The contract thus contains several express or "built-in" provisions for a remedy in the event of Adams' default which are all consistent with each other. These, considering the entire agreement, must be taken to be the exclusive method agreed upon to provide for such an eventuality. The parties sought to create this remedy, and it should be followed. The great decline in the price of the stock makes the solution now appear inadequate and unfair, but it was what was bargained for. The parties chose to speculate on the market price of the shares, and this is the result.


It would not seem to add to the solution of the problem to characterize the remedy chosen by the parties as "liquidated damages." However, if it is so described, the technical requirements for such under Colorado law appear to have been met.


For an agreement to be enforced for the retention of a specific sum as liquidated damages in Colorado, three elements must be present: (1) the damages to be anticipated were, at the time of contracting, uncertain in amount or difficult to be proved; (2) the parties intended to liquidate them in advance; and (3) the amount stated is a reasonable one not greatly disproportionate to the presumable loss or injury. Jones v. Dickens, 394 F.2d 233 (10th Cir.); Perino v. Jarvis, 135 Colo. 393, 312 P.2d 108.

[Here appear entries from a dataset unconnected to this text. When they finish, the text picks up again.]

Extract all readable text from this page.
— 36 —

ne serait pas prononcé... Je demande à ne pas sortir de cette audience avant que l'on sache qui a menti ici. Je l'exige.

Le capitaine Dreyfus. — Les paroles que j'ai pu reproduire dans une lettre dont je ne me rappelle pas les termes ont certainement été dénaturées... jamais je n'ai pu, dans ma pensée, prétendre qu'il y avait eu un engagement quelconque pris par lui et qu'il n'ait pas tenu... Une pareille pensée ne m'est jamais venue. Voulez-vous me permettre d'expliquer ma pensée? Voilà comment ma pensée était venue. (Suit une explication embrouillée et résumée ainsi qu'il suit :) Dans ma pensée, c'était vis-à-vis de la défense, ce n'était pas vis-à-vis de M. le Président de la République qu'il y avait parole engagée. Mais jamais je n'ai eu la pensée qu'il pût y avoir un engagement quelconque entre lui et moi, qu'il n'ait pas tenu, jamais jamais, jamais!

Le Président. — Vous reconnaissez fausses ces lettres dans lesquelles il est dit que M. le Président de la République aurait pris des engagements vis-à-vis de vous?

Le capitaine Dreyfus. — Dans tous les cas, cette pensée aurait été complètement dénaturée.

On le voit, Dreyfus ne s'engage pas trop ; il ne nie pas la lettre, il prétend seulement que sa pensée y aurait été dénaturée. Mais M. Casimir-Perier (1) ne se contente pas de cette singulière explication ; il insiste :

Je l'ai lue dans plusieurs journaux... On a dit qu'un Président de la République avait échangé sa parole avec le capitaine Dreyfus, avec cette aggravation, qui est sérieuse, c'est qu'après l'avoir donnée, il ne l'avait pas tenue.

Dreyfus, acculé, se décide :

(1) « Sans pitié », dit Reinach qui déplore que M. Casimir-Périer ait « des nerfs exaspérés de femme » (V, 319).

The first element, uncertainty of amount or difficulty of proof, is satisfied in this case. The entire transaction centered around the price of a certain stock, fluctuations were contemplated, and options were so devised. As hindsight has shown, the stock fluctuated even beyond the parties' wildest expectations from a price of approximately $30.00 per share at the time the "Memorandum of Agreement" was entered into to approximately $6.00 per share by September 1970, with a price of approximately $25.00 per share in the period from September 1968 to September 1969. It is therefore obvious that the "measure of damages," if that is what it was, at the time the agreement was executed depended on both the price of the stock at the time the parties exercised any of their choices under the agreement, and the exact choice which the parties in fact took. Each of these two factors interacted to make the anticipated damages uncertain in amount and difficult of proof. That the parties intended to liquidate the damages appears from the documents before us.


While it is possible to construe "collateral security" as also meaning "liquidated damages" and being encompassed in the latter term, it is not possible to construe "liquidated damages" as being encompassed in "collateral security."


The judgment of the trial court is reversed and the case is remanded for further proceedings.